2783008If you guessed Salman Rushdie, you’re right. The great novelist started his writing career as a copywriter at the London agency started by the great copywriter David Ogilvy, Joe Bunting posted at Copyblogger.

While his books have captivated the literary world, his advertising credits at Ogilvy & Mather are not too shabby either. Aero is still using his tagline—“Irresistibubble”—for its aerated chocolate bar. Rushdie also came up with “Naughty..but Nice” for Fresh Cream Cakes and a clever line for the Daily Mirror, “Look into the Mirror tomorrow—you’ll like what you see.”

When he wasn’t writing advertisements, Rushdie spent his off hours writing novels. His first book, Grimus, was published during his seven-year stint at Ogilvy & Mather. His second novel, the 1981 award-winning Midnight’s Children, started Rushdie on his path to international fame.

Here’s what Rushdie learned about writing during his copywriting career:

  • Be disciplined. “I write like a job. I sit down in the morning and I do it. And I don’t miss deadlines.”
  • Spend time writing headlines. For his breakthrough novel, Rushdie spent hours typing “Children of Midnight” and “Midnight’s Children” over and over before choosing the latter.
  • Be concise. “One of the great things about advertising is…you have to try to make a very big statement in very few words or very few images and you haven’t much time.
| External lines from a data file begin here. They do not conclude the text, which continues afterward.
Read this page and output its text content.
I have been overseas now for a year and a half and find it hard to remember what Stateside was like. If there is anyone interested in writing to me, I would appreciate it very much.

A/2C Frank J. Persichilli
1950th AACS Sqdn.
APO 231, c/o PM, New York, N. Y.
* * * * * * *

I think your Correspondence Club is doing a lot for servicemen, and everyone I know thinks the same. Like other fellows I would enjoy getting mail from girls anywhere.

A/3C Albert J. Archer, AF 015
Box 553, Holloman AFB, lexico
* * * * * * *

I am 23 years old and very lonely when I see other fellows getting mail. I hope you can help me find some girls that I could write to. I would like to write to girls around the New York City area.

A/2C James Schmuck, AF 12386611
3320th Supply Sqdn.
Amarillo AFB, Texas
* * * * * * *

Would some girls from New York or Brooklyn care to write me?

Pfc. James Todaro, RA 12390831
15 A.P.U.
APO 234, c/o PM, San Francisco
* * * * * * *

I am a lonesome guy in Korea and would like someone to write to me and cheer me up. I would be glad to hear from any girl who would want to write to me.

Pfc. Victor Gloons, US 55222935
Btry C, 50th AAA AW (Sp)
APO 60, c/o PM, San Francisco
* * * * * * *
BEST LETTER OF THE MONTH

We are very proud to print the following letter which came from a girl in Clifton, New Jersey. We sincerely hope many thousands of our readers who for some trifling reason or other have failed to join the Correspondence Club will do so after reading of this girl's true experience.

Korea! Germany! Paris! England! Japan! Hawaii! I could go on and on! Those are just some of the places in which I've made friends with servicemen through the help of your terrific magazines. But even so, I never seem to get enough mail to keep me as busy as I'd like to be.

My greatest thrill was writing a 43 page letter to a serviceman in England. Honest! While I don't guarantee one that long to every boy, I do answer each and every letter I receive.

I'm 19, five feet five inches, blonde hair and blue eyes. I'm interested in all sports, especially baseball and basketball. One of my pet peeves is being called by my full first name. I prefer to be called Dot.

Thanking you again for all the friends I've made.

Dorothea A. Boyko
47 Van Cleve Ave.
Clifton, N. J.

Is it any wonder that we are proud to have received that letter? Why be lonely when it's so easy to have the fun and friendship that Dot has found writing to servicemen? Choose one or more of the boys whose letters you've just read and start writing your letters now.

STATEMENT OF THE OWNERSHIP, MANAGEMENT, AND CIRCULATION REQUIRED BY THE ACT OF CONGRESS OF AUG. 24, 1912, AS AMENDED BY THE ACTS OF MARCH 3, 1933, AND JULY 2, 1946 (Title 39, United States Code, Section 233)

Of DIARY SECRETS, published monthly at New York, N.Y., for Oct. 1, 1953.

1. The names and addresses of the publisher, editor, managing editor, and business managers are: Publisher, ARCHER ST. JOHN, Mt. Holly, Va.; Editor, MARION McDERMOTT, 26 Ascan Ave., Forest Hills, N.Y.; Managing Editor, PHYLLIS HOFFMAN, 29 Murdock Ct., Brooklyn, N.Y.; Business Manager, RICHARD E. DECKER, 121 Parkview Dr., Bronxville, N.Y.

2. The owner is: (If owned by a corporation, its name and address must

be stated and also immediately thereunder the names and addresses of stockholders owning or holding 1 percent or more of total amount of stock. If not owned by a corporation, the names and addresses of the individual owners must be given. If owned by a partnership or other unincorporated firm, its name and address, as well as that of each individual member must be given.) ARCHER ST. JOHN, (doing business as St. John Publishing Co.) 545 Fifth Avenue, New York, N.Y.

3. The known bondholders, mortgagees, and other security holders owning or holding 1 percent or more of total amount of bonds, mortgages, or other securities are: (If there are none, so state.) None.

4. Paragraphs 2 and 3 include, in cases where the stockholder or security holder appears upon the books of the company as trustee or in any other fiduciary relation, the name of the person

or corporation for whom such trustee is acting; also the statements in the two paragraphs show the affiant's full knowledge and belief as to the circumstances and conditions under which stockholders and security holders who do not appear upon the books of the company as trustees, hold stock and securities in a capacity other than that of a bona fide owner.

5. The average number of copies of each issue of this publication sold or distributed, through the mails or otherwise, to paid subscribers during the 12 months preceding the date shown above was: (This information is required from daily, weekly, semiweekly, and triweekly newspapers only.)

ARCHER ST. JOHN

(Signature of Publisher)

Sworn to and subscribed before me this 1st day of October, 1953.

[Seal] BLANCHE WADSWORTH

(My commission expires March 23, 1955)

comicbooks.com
All of this is, I feel, very useful,” Rushdie said at the 2008 IAPI Advertising Effectiveness Award ceremony.
  • Rejection is part of writing; use it as motivation. “One must find themselves an editor or, failing that, a group of people who will tell you the truth about your writing, and are not afraid to say, ‘This isn’t good enough.’ … Unless someone can tell you that what you’re writing is no good, then you won’t know how to push it to a point when it can start being good.”

Rushdie credits the habits he formed as an Ogilvy & Mather copywriter to his continued success as a novelist. “I do feel that a lot of the professional craft of writing is something I learnt from those years in advertising, and I will always be grateful for it.”